I acknowledge my response to lost goods is as irrational as my Dad’s. It’s not about money. He could purchase a Van Morrison CD today for less than he paid for the original. Likewise, my salary affords me the ability to stock my drawer with expensive running socks, if I so choose. If a book goes missing from a library for too long, the library will eventually purchase a replacement book. Money is not the point. Then what is the point?

I consider the quandary of the Ship of Theseus, whose rotten planks are replaced one by one. Does the ship remain the same ship as its parts are substituted? Aphorisms plague my conscience: “Whatever you keep dies with you. What you give away lasts forever.” “It’s in giving that we receive.” I wish I could strap ties around all of the earthly goods I have loaned and set the ship out to sea in my own personal iceberg ritual of the dying. Against the ethereal northern lights, I could let them go from my heart.

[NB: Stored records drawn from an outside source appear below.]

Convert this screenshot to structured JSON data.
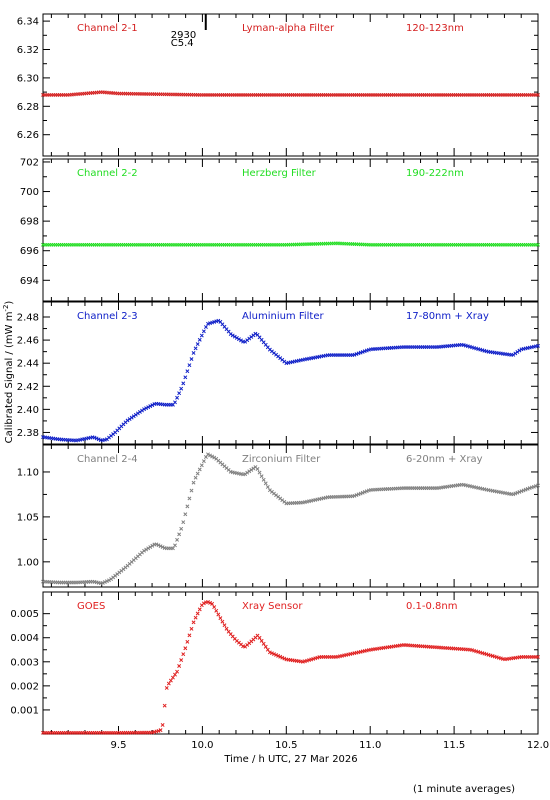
{
  "figure": {
    "ylabel_shared": "Calibrated Signal / (mW m",
    "ylabel_sup": "-2",
    "ylabel_tail": ")",
    "xlabel": "Time / h UTC, 27 Mar 2026",
    "footnote": "(1 minute averages)",
    "x_range": [
      9.05,
      12.0
    ],
    "x_ticks": [
      "9.5",
      "10.0",
      "10.5",
      "11.0",
      "11.5",
      "12.0"
    ],
    "x_tick_values": [
      9.5,
      10.0,
      10.5,
      11.0,
      11.5,
      12.0
    ],
    "marker": {
      "x": 10.02,
      "label1": "2930",
      "label2": "C5.4"
    }
  },
  "chart_data": [
    {
      "type": "scatter",
      "panel": "Channel 2-1",
      "labels": {
        "channel": "Channel 2-1",
        "filter": "Lyman-alpha Filter",
        "band": "120-123nm"
      },
      "color": "#d42020",
      "ylim": [
        6.245,
        6.345
      ],
      "yticks": [
        "6.26",
        "6.28",
        "6.30",
        "6.32",
        "6.34"
      ],
      "ytick_values": [
        6.26,
        6.28,
        6.3,
        6.32,
        6.34
      ],
      "series": [
        {
          "x": [
            9.05,
            9.2,
            9.3,
            9.4,
            9.5,
            10.0,
            10.5,
            11.0,
            11.5,
            12.0
          ],
          "y": [
            6.288,
            6.288,
            6.289,
            6.29,
            6.289,
            6.288,
            6.288,
            6.288,
            6.288,
            6.288
          ]
        }
      ]
    },
    {
      "type": "scatter",
      "panel": "Channel 2-2",
      "labels": {
        "channel": "Channel 2-2",
        "filter": "Herzberg Filter",
        "band": "190-222nm"
      },
      "color": "#22dd22",
      "ylim": [
        692.6,
        702.2
      ],
      "yticks": [
        "694",
        "696",
        "698",
        "700",
        "702"
      ],
      "ytick_values": [
        694,
        696,
        698,
        700,
        702
      ],
      "series": [
        {
          "x": [
            9.05,
            9.5,
            10.0,
            10.5,
            10.8,
            11.0,
            11.5,
            12.0
          ],
          "y": [
            696.4,
            696.4,
            696.4,
            696.4,
            696.5,
            696.4,
            696.4,
            696.4
          ]
        }
      ]
    },
    {
      "type": "scatter",
      "panel": "Channel 2-3",
      "labels": {
        "channel": "Channel 2-3",
        "filter": "Aluminium Filter",
        "band": "17-80nm + Xray"
      },
      "color": "#1020c8",
      "ylim": [
        2.37,
        2.493
      ],
      "yticks": [
        "2.38",
        "2.40",
        "2.42",
        "2.44",
        "2.46",
        "2.48"
      ],
      "ytick_values": [
        2.38,
        2.4,
        2.42,
        2.44,
        2.46,
        2.48
      ],
      "series": [
        {
          "x": [
            9.05,
            9.15,
            9.25,
            9.35,
            9.4,
            9.43,
            9.48,
            9.55,
            9.65,
            9.72,
            9.78,
            9.83,
            9.88,
            9.95,
            10.03,
            10.1,
            10.17,
            10.25,
            10.32,
            10.4,
            10.5,
            10.6,
            10.75,
            10.9,
            11.0,
            11.2,
            11.4,
            11.55,
            11.7,
            11.85,
            11.9,
            12.0
          ],
          "y": [
            2.376,
            2.374,
            2.373,
            2.376,
            2.373,
            2.374,
            2.38,
            2.39,
            2.4,
            2.405,
            2.404,
            2.404,
            2.42,
            2.45,
            2.474,
            2.477,
            2.465,
            2.458,
            2.466,
            2.452,
            2.44,
            2.443,
            2.447,
            2.447,
            2.452,
            2.454,
            2.454,
            2.456,
            2.45,
            2.447,
            2.452,
            2.455
          ]
        }
      ]
    },
    {
      "type": "scatter",
      "panel": "Channel 2-4",
      "labels": {
        "channel": "Channel 2-4",
        "filter": "Zirconium Filter",
        "band": "6-20nm + Xray"
      },
      "color": "#808080",
      "ylim": [
        0.972,
        1.13
      ],
      "yticks": [
        "1.00",
        "1.05",
        "1.10"
      ],
      "ytick_values": [
        1.0,
        1.05,
        1.1
      ],
      "series": [
        {
          "x": [
            9.05,
            9.15,
            9.25,
            9.35,
            9.4,
            9.45,
            9.55,
            9.65,
            9.72,
            9.78,
            9.83,
            9.88,
            9.95,
            10.03,
            10.08,
            10.17,
            10.25,
            10.32,
            10.4,
            10.5,
            10.6,
            10.75,
            10.9,
            11.0,
            11.2,
            11.4,
            11.55,
            11.7,
            11.85,
            11.95,
            12.0
          ],
          "y": [
            0.978,
            0.977,
            0.977,
            0.978,
            0.976,
            0.98,
            0.995,
            1.012,
            1.02,
            1.015,
            1.015,
            1.04,
            1.09,
            1.12,
            1.115,
            1.1,
            1.097,
            1.106,
            1.08,
            1.065,
            1.066,
            1.072,
            1.073,
            1.08,
            1.082,
            1.082,
            1.086,
            1.08,
            1.075,
            1.082,
            1.085
          ]
        }
      ]
    },
    {
      "type": "scatter",
      "panel": "GOES",
      "labels": {
        "channel": "GOES",
        "filter": "Xray Sensor",
        "band": "0.1-0.8nm"
      },
      "color": "#e02020",
      "ylim": [
        0.0,
        0.0059
      ],
      "yticks": [
        "0.001",
        "0.002",
        "0.003",
        "0.004",
        "0.005"
      ],
      "ytick_values": [
        0.001,
        0.002,
        0.003,
        0.004,
        0.005
      ],
      "series": [
        {
          "x": [
            9.05,
            9.3,
            9.5,
            9.7,
            9.75,
            9.77,
            9.78,
            9.8,
            9.85,
            9.9,
            9.95,
            10.0,
            10.03,
            10.06,
            10.1,
            10.15,
            10.2,
            10.25,
            10.3,
            10.33,
            10.4,
            10.5,
            10.6,
            10.7,
            10.8,
            11.0,
            11.2,
            11.4,
            11.6,
            11.8,
            11.9,
            12.0
          ],
          "y": [
            5e-05,
            5e-05,
            5e-05,
            6e-05,
            0.00015,
            0.0005,
            0.0018,
            0.0021,
            0.0026,
            0.0036,
            0.0047,
            0.0054,
            0.0055,
            0.0054,
            0.0049,
            0.0043,
            0.0039,
            0.0036,
            0.0039,
            0.0041,
            0.0034,
            0.0031,
            0.003,
            0.0032,
            0.0032,
            0.0035,
            0.0037,
            0.0036,
            0.0035,
            0.0031,
            0.0032,
            0.0032
          ]
        }
      ]
    }
  ]
}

But in my heaven there is a strong sense of Final Justice. I cannot help but think that outside the pearly gates St. Peter will direct me to a Lost & Found. A clerk will emerge from the back with a bin of all of my missing earthly goods. From the container I will remove the ultra-thin socks and place them on my feet. I will emerge into the sunlight, wriggling my toes to feel the soft clouds underneath.

Of course, assuming my Final Justice hypothesis, I will have to accept that my own library score card will not be flawless. There are doubtless things I have absorbed unknowingly over the years. Whoever’s box the Van Morrison CD is in, I trust it will be shot through with heavenly light.

And in that ultimate radiance I will recognize the spark in my Dad’s eye which comes not only from the opportunity to shake Van Morrison’s hand, but once again to hold his “The Best of” collection — the Original, stored in the Volvo S70’s passenger door pocket from 1998 to 2000.

All shall be well, and all manner of things shall be well.


Erin Buckley lives in Richmond, Virginia, where she works as an occupational therapist.